La pierre (granit, grès, calcaire) confère une masse importante à la façade. Cette caractéristique implique une structure porteuse capable de supporter le poids supplémentaire, ce qui exclut certaines ossatures légères. La pose requiert un savoir-faire spécifique et représente une part significative du budget total.

La terre cuite (briques, plaquettes) offre plus de souplesse de mise en œuvre. Ses propriétés d’inertie thermique contribuent au confort d’été en ralentissant la pénétration de la chaleur. Les formats disponibles (plaquettes minces, briques pleines, éléments de grand format) permettent des rendus variés.
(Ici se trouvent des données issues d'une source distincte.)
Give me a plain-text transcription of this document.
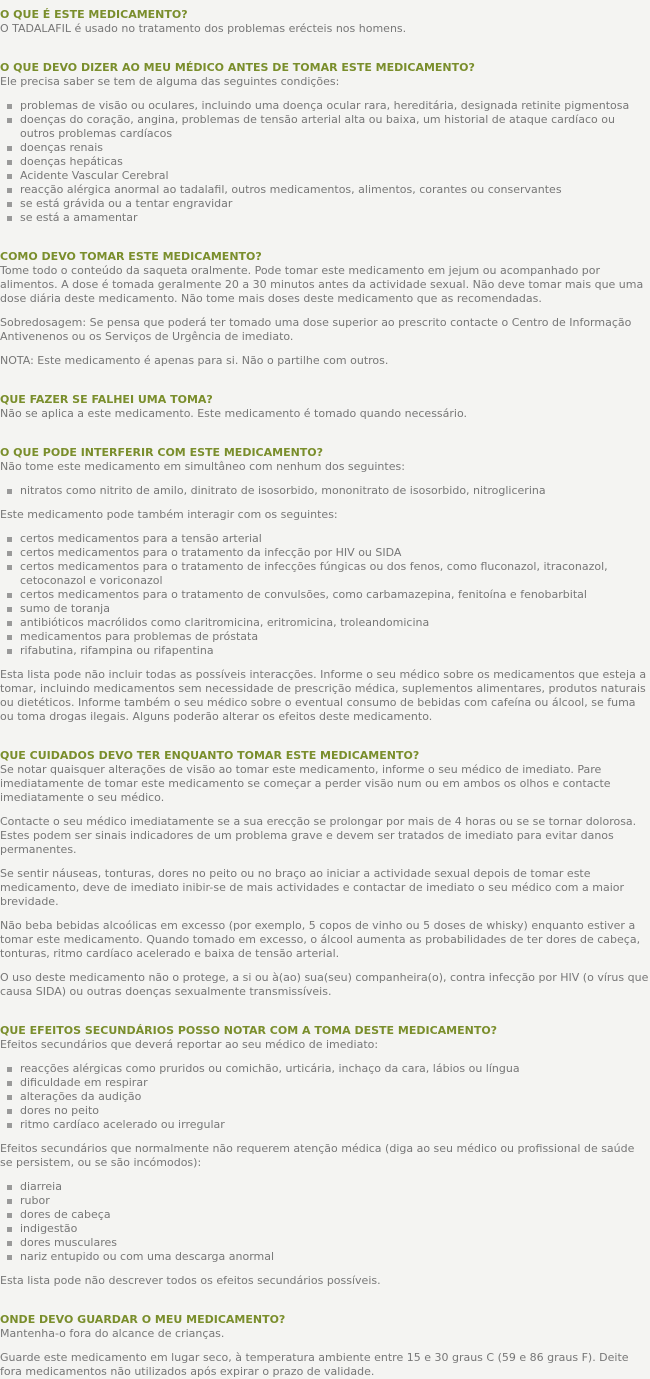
O QUE É ESTE MEDICAMENTO?

O TADALAFIL é usado no tratamento dos problemas eréctеis nos homens.

O QUE DEVO DIZER AO MEU MÉDICO ANTES DE TOMAR ESTE MEDICAMENTO?

Ele precisa saber se tem de alguma das seguintes condições:

problemas de visão ou oculares, incluindo uma doença ocular rara, hereditária, designada retinite pigmentosa
doenças do coração, angina, problemas de tensão arterial alta ou baixa, um historial de ataque cardíaco ou outros problemas cardíacos
doenças renais
doenças hepáticas
Acidente Vascular Cerebral
reacção alérgica anormal ao tadalafil, outros medicamentos, alimentos, corantes ou conservantes
se está grávida ou a tentar engravidar
se está a amamentar
COMO DEVO TOMAR ESTE MEDICAMENTO?

Tome todo o conteúdo da saqueta oralmente. Pode tomar este medicamento em jejum ou acompanhado por alimentos. A dose é tomada geralmente 20 a 30 minutos antes da actividade sexual. Não deve tomar mais que uma dose diária deste medicamento. Não tome mais doses deste medicamento que as recomendadas.

Sobredosagem: Se pensa que poderá ter tomado uma dose superior ao prescrito contacte o Centro de Informação Antivenenos ou os Serviços de Urgência de imediato.

NOTA: Este medicamento é apenas para si. Não o partilhe com outros.

QUE FAZER SE FALHEI UMA TOMA?

Não se aplica a este medicamento. Este medicamento é tomado quando necessário.

O QUE PODE INTERFERIR COM ESTE MEDICAMENTO?

Não tome este medicamento em simultâneo com nenhum dos seguintes:

nitratos como nitrito de amilo, dinitrato de isosorbido, mononitrato de isosorbido, nitroglicerina

Este medicamento pode também interagir com os seguintes:

certos medicamentos para a tensão arterial
certos medicamentos para o tratamento da infecção por HIV ou SIDA
certos medicamentos para o tratamento de infecções fúngicas ou dos fenos, como fluconazol, itraconazol, cetoconazol e voriconazol
certos medicamentos para o tratamento de convulsões, como carbamazepina, fenitoína e fenobarbital
sumo de toranja
antibióticos macrólidos como claritromicina, eritromicina, troleandomicina
medicamentos para problemas de próstata
rifabutina, rifampina ou rifapentina

Esta lista pode não incluir todas as possíveis interacções. Informe o seu médico sobre os medicamentos que esteja a tomar, incluindo medicamentos sem necessidade de prescrição médica, suplementos alimentares, produtos naturais ou dietéticos. Informe também o seu médico sobre o eventual consumo de bebidas com cafeína ou álcool, se fuma ou toma drogas ilegais. Alguns poderão alterar os efeitos deste medicamento.

QUE CUIDADOS DEVO TER ENQUANTO TOMAR ESTE MEDICAMENTO?

Se notar quaisquer alterações de visão ao tomar este medicamento, informe o seu médico de imediato. Pare imediatamente de tomar este medicamento se começar a perder visão num ou em ambos os olhos e contacte imediatamente o seu médico.

Contacte o seu médico imediatamente se a sua erecção se prolongar por mais de 4 horas ou se se tornar dolorosa. Estes podem ser sinais indicadores de um problema grave e devem ser tratados de imediato para evitar danos permanentes.

Se sentir náuseas, tonturas, dores no peito ou no braço ao iniciar a actividade sexual depois de tomar este medicamento, deve de imediato inibir-se de mais actividades e contactar de imediato o seu médico com a maior brevidade.

Não beba bebidas alcoólicas em excesso (por exemplo, 5 copos de vinho ou 5 doses de whisky) enquanto estiver a tomar este medicamento. Quando tomado em excesso, o álcool aumenta as probabilidades de ter dores de cabeça, tonturas, ritmo cardíaco acelerado e baixa de tensão arterial.

O uso deste medicamento não o protege, a si ou à(ao) sua(seu) companheira(o), contra infecção por HIV (o vírus que causa SIDA) ou outras doenças sexualmente transmissíveis.

QUE EFEITOS SECUNDÁRIOS POSSO NOTAR COM A TOMA DESTE MEDICAMENTO?

Efeitos secundários que deverá reportar ao seu médico de imediato:

reacções alérgicas como pruridos ou comichão, urticária, inchaço da cara, lábios ou língua
dificuldade em respirar
alterações da audição
dores no peito
ritmo cardíaco acelerado ou irregular

Efeitos secundários que normalmente não requerem atenção médica (diga ao seu médico ou profissional de saúde se persistem, ou se são incómodos):

diarreia
rubor
dores de cabeça
indigestão
dores musculares
nariz entupido ou com uma descarga anormal

Esta lista pode não descrever todos os efeitos secundários possíveis.

ONDE DEVO GUARDAR O MEU MEDICAMENTO?

Mantenha-o fora do alcance de crianças.

Guarde este medicamento em lugar seco, à temperatura ambiente entre 15 e 30 graus C (59 e 86 graus F). Deite fora medicamentos não utilizados após expirar o prazo de validade.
Critères de choix entre pierre et terre cuite

  • Le poids : la terre cuite est sensiblement plus légère que la plupart des pierres naturelles, ce qui simplifie la pose et réduit les contraintes sur la structure
  • Le budget : les plaquettes de terre cuite restent plus accessibles que la pierre de taille, tout en offrant une résistance comparable aux intempéries
  • L’approvisionnement local : la disponibilité d’une carrière ou d’une briqueterie à proximité réduit le coût de transport et l’empreinte carbone du chantier

Le matériau de bardage le mieux adapté dépend du croisement entre la performance thermique recherchée, la capacité portante de la façade existante, le climat local et la fréquence d’entretien acceptable. Comparer les matériaux sur leur coût global (achat, pose et entretien sur vingt ans) donne une image plus fidèle que le seul prix au mètre carré à l’achat.